Still, these days, you can’t take behemoth booksellers for granted, just like you can’t take successful deliveries for granted. In an article in the New Republic, culture news editor Alex Shephard writes that the impending demise of B&N will hurt writers. No, not the rich-get-richer writers referenced  in my last post. The little guys (includes 99.3% of poets). The rising stars. The literary outsiders. Here’s Shephard on what will happen if B&N goes the way of Borders:

“…Big-name authors, like Malcolm Gladwell or James Patterson, will probably be fine. So too will writers who specialize in romance, science fiction, manga, and commercial fiction—genres with devoted audiences, who have already gravitated to Amazon’s low prices. But Barnes & Noble is essential to publishers of literary fiction—the so-called “serious” works that get nominated for Pulitzers and National Book Awards. Without the initial orders Barnes & Noble places, and the visibility its shelves provide, breakout hits by relative unknowns—books like Anthony Doerr’s All the Light We Cannot See or Emily St. John Mandel’s Station Eleven—will suffer.

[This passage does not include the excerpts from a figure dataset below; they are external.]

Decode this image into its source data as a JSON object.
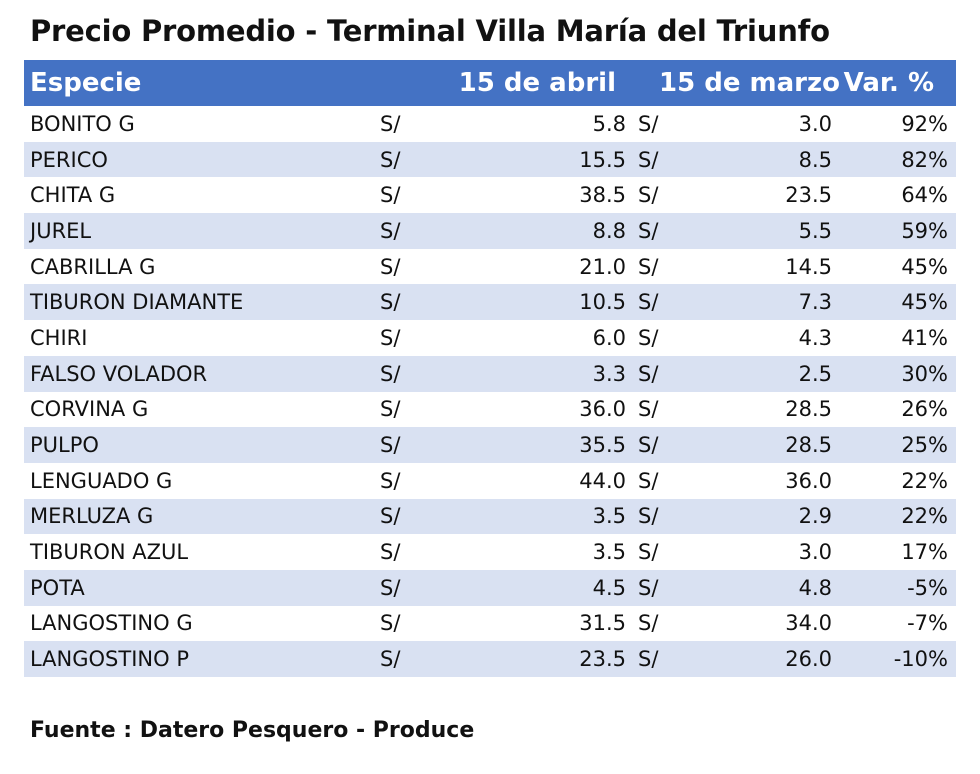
{
  "title": "Precio Promedio - Terminal Villa María del Triunfo",
  "header": {
    "especie": "Especie",
    "abril": "15 de abril",
    "marzo": "15 de marzo",
    "var": "Var. %"
  },
  "currency": "S/",
  "rows": [
    {
      "especie": "BONITO G",
      "abril": "5.8",
      "marzo": "3.0",
      "var": "92%"
    },
    {
      "especie": "PERICO",
      "abril": "15.5",
      "marzo": "8.5",
      "var": "82%"
    },
    {
      "especie": "CHITA G",
      "abril": "38.5",
      "marzo": "23.5",
      "var": "64%"
    },
    {
      "especie": "JUREL",
      "abril": "8.8",
      "marzo": "5.5",
      "var": "59%"
    },
    {
      "especie": "CABRILLA G",
      "abril": "21.0",
      "marzo": "14.5",
      "var": "45%"
    },
    {
      "especie": "TIBURON DIAMANTE",
      "abril": "10.5",
      "marzo": "7.3",
      "var": "45%"
    },
    {
      "especie": "CHIRI",
      "abril": "6.0",
      "marzo": "4.3",
      "var": "41%"
    },
    {
      "especie": "FALSO VOLADOR",
      "abril": "3.3",
      "marzo": "2.5",
      "var": "30%"
    },
    {
      "especie": "CORVINA G",
      "abril": "36.0",
      "marzo": "28.5",
      "var": "26%"
    },
    {
      "especie": "PULPO",
      "abril": "35.5",
      "marzo": "28.5",
      "var": "25%"
    },
    {
      "especie": "LENGUADO G",
      "abril": "44.0",
      "marzo": "36.0",
      "var": "22%"
    },
    {
      "especie": "MERLUZA G",
      "abril": "3.5",
      "marzo": "2.9",
      "var": "22%"
    },
    {
      "especie": "TIBURON AZUL",
      "abril": "3.5",
      "marzo": "3.0",
      "var": "17%"
    },
    {
      "especie": "POTA",
      "abril": "4.5",
      "marzo": "4.8",
      "var": "-5%"
    },
    {
      "especie": "LANGOSTINO G",
      "abril": "31.5",
      "marzo": "34.0",
      "var": "-7%"
    },
    {
      "especie": "LANGOSTINO P",
      "abril": "23.5",
      "marzo": "26.0",
      "var": "-10%"
    }
  ],
  "source": "Fuente : Datero Pesquero - Produce",
  "colors": {
    "header_bg": "#4472c4",
    "band": "#d9e1f2"
  }
}
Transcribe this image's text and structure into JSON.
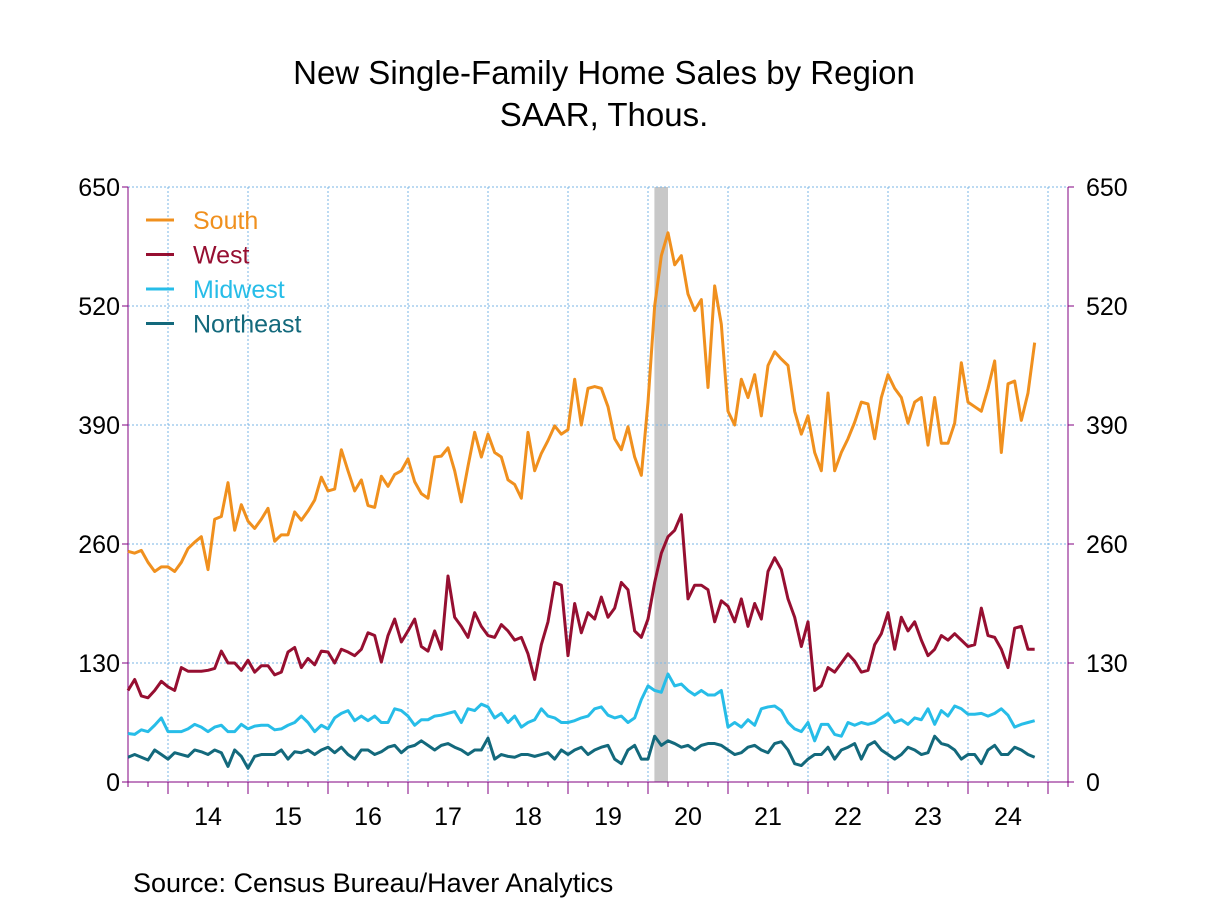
{
  "chart_data": {
    "type": "line",
    "title": "New Single-Family Home Sales by Region",
    "subtitle": "SAAR, Thous.",
    "source": "Source:  Census Bureau/Haver Analytics",
    "start": "2013-07",
    "ylim": [
      0,
      650
    ],
    "yticks": [
      0,
      130,
      260,
      390,
      520,
      650
    ],
    "ytick_labels": [
      "0",
      "130",
      "260",
      "390",
      "520",
      "650"
    ],
    "xlim": [
      2013.5,
      2025.25
    ],
    "year_ticks": [
      2014,
      2015,
      2016,
      2017,
      2018,
      2019,
      2020,
      2021,
      2022,
      2023,
      2024,
      2025
    ],
    "x_labels": [
      {
        "label": "14",
        "x": 2014.5
      },
      {
        "label": "15",
        "x": 2015.5
      },
      {
        "label": "16",
        "x": 2016.5
      },
      {
        "label": "17",
        "x": 2017.5
      },
      {
        "label": "18",
        "x": 2018.5
      },
      {
        "label": "19",
        "x": 2019.5
      },
      {
        "label": "20",
        "x": 2020.5
      },
      {
        "label": "21",
        "x": 2021.5
      },
      {
        "label": "22",
        "x": 2022.5
      },
      {
        "label": "23",
        "x": 2023.5
      },
      {
        "label": "24",
        "x": 2024.5
      }
    ],
    "recession": {
      "start": 2020.08,
      "end": 2020.25,
      "color": "#c8c8c8"
    },
    "grid": true,
    "legend": "top-left",
    "series": [
      {
        "name": "South",
        "color": "#f0901e",
        "values": [
          252,
          250,
          253,
          240,
          230,
          235,
          235,
          230,
          240,
          255,
          262,
          268,
          232,
          287,
          290,
          327,
          275,
          303,
          285,
          277,
          287,
          299,
          263,
          270,
          270,
          295,
          286,
          296,
          308,
          333,
          318,
          320,
          363,
          340,
          318,
          330,
          302,
          300,
          334,
          323,
          336,
          340,
          353,
          328,
          315,
          310,
          355,
          356,
          365,
          340,
          306,
          345,
          382,
          355,
          380,
          360,
          355,
          330,
          325,
          310,
          382,
          340,
          359,
          373,
          389,
          380,
          385,
          440,
          390,
          430,
          432,
          430,
          410,
          375,
          363,
          388,
          355,
          335,
          415,
          520,
          575,
          600,
          565,
          575,
          533,
          515,
          527,
          431,
          542,
          500,
          405,
          390,
          440,
          420,
          445,
          400,
          455,
          470,
          462,
          455,
          405,
          380,
          400,
          360,
          340,
          425,
          340,
          360,
          375,
          393,
          415,
          413,
          375,
          420,
          445,
          430,
          420,
          392,
          415,
          420,
          368,
          420,
          370,
          370,
          392,
          458,
          415,
          410,
          405,
          430,
          460,
          360,
          435,
          438,
          395,
          425,
          480
        ]
      },
      {
        "name": "West",
        "color": "#960f31",
        "values": [
          100,
          112,
          94,
          92,
          100,
          110,
          104,
          100,
          125,
          121,
          121,
          121,
          122,
          124,
          143,
          130,
          130,
          122,
          133,
          120,
          127,
          127,
          117,
          120,
          142,
          147,
          125,
          135,
          128,
          143,
          142,
          130,
          145,
          142,
          138,
          145,
          163,
          160,
          131,
          160,
          178,
          153,
          165,
          178,
          148,
          143,
          165,
          145,
          225,
          180,
          170,
          158,
          185,
          170,
          160,
          158,
          172,
          165,
          155,
          158,
          140,
          112,
          150,
          175,
          218,
          215,
          138,
          195,
          163,
          185,
          178,
          202,
          180,
          190,
          218,
          210,
          165,
          158,
          178,
          218,
          250,
          268,
          275,
          292,
          200,
          215,
          215,
          210,
          175,
          198,
          192,
          175,
          200,
          170,
          195,
          178,
          230,
          245,
          232,
          200,
          180,
          148,
          175,
          100,
          105,
          125,
          120,
          130,
          140,
          132,
          120,
          122,
          150,
          162,
          185,
          145,
          180,
          165,
          175,
          155,
          138,
          145,
          160,
          155,
          162,
          155,
          148,
          150,
          190,
          160,
          158,
          145,
          125,
          168,
          170,
          145,
          145
        ]
      },
      {
        "name": "Midwest",
        "color": "#27bde8",
        "values": [
          53,
          52,
          57,
          55,
          62,
          70,
          55,
          55,
          55,
          58,
          63,
          60,
          55,
          60,
          62,
          55,
          55,
          63,
          58,
          61,
          62,
          62,
          57,
          58,
          62,
          65,
          72,
          65,
          55,
          62,
          58,
          70,
          75,
          78,
          67,
          72,
          67,
          72,
          65,
          65,
          80,
          78,
          72,
          62,
          68,
          68,
          72,
          73,
          75,
          77,
          65,
          80,
          78,
          85,
          82,
          70,
          75,
          65,
          72,
          60,
          65,
          68,
          80,
          72,
          70,
          65,
          65,
          67,
          70,
          72,
          80,
          82,
          73,
          70,
          72,
          65,
          70,
          90,
          105,
          100,
          98,
          118,
          105,
          107,
          100,
          95,
          100,
          95,
          95,
          100,
          60,
          65,
          60,
          68,
          62,
          80,
          82,
          83,
          78,
          65,
          58,
          55,
          65,
          45,
          63,
          63,
          52,
          50,
          65,
          62,
          65,
          63,
          65,
          70,
          75,
          65,
          68,
          63,
          70,
          68,
          80,
          63,
          78,
          72,
          83,
          80,
          74,
          74,
          75,
          72,
          75,
          80,
          73,
          60,
          63,
          65,
          67
        ]
      },
      {
        "name": "Northeast",
        "color": "#13697c",
        "values": [
          27,
          30,
          27,
          24,
          35,
          30,
          25,
          32,
          30,
          28,
          35,
          33,
          30,
          35,
          32,
          17,
          35,
          28,
          15,
          28,
          30,
          30,
          30,
          35,
          25,
          33,
          32,
          35,
          30,
          35,
          38,
          32,
          38,
          30,
          25,
          35,
          35,
          30,
          33,
          38,
          40,
          32,
          38,
          40,
          45,
          40,
          35,
          40,
          42,
          38,
          35,
          30,
          35,
          35,
          48,
          25,
          30,
          28,
          27,
          30,
          30,
          28,
          30,
          32,
          25,
          35,
          30,
          35,
          38,
          30,
          35,
          38,
          40,
          25,
          20,
          35,
          40,
          25,
          25,
          50,
          40,
          45,
          42,
          38,
          40,
          35,
          40,
          42,
          42,
          40,
          35,
          30,
          32,
          38,
          40,
          35,
          32,
          42,
          44,
          35,
          20,
          18,
          25,
          30,
          30,
          38,
          25,
          35,
          38,
          42,
          25,
          40,
          44,
          35,
          30,
          25,
          30,
          38,
          35,
          30,
          32,
          50,
          42,
          40,
          35,
          25,
          30,
          30,
          20,
          35,
          40,
          30,
          30,
          38,
          35,
          30,
          27
        ]
      }
    ]
  }
}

In a world without Barnes & Noble, risk-averse publishers will double down on celebrity authors and surefire hits. Literary writers without proven sales records will have difficulty getting published, as will young, debut novelists. The most literary of novels will be shunted to smaller publishers. Some will probably never be published at all. And rigorous nonfiction books, which often require extensive research and travel, will have a tough time finding a publisher with the capital to fund such efforts.

The irony of the age of cultural abundance is that it still relies on old filters and distribution channels to highlight significant works. Barnes & Noble and corporate publishers still have enormous strides to make in fully reflecting America’s rich diversity. But without them, the kinds of books that challenge us, that spark intellectual debates, that push society to be better, will start to disappear. Without Barnes & Noble, we’ll be adrift in a sea of pulp.”  (The full article can be read here.)

Bad. Ugly, even. But amazon will just keep keeping on.

So maybe, in addition to supporting the little independent booksellers when you’re in their brick-and-mortar neighborhood, you can support one of the big guys on the ropes while you’re at it. For writers like us, the trickle-down economics of a Barnes & Noble implosion might just be the beginning of the end, also known as the end-of-publishing days.